A similar ethic is being used to develop de Laive’s newest offering, index.co, a platform that essentially scours the Web for public information about companies around the world, and then turns that into structured data that can then be provided to users. Customers for this type of information can range from journalists wanting information about a particular tech upstart, or investors trying to do their due diligence on companies they have an eye on. The site had its public beta version launch in June last year, and de Laive said that since then, the site has racked up about 18,000 users. “It’s actually doing really well,” he said. “I think we can grow faster, but what about it is really working for us is that people who are using it are really enthusiasts of it.” To its credit, it does seem that index.co is off to a good start- its homepage shows Uber’s Developer Experience Lead Chris Messina (perhaps better known as the inventor of the hashtag) and Product- Hunt’s Community Manager Emily Hodgins offering testimonials for the product, while companies like Google, Microsoft, Amazon, IBM, SAP and more already have their pages on the platform. While all of this is happening, de Laive and his team are also pushing ahead with the development of their tech hub, TQ, in Amsterdam- The Next Web has partnered with Google for Entrepreneurs for this venture, with the physical space set to be spread over 6000 sq. m. in the heart of the city.
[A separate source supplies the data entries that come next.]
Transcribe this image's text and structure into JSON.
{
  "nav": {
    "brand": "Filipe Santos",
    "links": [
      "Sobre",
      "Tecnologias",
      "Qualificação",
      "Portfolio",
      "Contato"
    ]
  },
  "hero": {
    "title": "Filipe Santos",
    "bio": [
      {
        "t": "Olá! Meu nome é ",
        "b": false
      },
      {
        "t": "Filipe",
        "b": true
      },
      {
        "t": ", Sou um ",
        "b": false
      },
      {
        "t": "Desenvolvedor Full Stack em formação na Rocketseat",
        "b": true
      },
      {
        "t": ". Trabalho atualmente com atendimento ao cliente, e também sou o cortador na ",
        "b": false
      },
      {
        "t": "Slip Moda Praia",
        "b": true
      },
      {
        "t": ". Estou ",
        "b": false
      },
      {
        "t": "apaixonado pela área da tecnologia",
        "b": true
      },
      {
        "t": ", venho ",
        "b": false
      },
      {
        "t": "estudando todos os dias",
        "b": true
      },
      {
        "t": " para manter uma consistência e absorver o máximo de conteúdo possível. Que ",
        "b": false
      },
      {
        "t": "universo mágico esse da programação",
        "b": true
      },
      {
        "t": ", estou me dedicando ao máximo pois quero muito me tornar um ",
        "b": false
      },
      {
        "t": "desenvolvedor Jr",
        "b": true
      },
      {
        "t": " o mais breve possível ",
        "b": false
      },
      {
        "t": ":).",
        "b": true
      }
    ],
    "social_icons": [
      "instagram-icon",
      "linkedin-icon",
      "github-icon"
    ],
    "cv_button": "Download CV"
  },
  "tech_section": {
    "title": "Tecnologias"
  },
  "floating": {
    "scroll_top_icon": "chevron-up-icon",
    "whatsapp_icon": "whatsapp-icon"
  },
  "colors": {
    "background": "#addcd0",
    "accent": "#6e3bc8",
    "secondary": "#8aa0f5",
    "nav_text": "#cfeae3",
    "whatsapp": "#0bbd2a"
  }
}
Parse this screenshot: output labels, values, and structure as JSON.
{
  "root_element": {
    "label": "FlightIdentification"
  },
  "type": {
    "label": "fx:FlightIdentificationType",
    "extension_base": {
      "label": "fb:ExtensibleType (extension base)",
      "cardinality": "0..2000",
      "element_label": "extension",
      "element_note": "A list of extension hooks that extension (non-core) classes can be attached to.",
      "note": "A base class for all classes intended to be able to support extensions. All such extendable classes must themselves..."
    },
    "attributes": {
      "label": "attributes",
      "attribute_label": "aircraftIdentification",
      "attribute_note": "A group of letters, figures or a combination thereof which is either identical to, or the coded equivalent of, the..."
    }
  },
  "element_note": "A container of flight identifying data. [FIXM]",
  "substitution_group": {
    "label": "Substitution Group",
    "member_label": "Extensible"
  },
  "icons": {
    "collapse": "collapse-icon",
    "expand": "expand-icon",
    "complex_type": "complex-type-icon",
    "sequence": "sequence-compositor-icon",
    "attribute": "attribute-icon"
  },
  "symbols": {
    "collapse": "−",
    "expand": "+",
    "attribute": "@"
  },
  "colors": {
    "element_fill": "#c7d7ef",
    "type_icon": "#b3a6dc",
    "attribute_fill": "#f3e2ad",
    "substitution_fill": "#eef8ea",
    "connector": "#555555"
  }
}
With all that’s going on at The Next Web enterprise, it’s safe to say that de Laive and his team presently have their hands quite full with things to do. For his part, in the short term at least, de Laive is hoping to have all the four pillars of The Next Web reinforce and support each other, as the way they are built right now does allow for these kind of collaborations to happen- the events arm could help the media wing, the media wing could help feed the intelligence, and so forth. “The main thing is to make these integrations better,” de Laive said. “I think that is actually already working quite well, but we can do more; we can do a lot more.” With The Next Web’s focus continuing to be on catering to Generation T –which is what the company calls its tech savvy audience interested in all things technology- de Laive and his team seem set to stay ahead in the innovation game.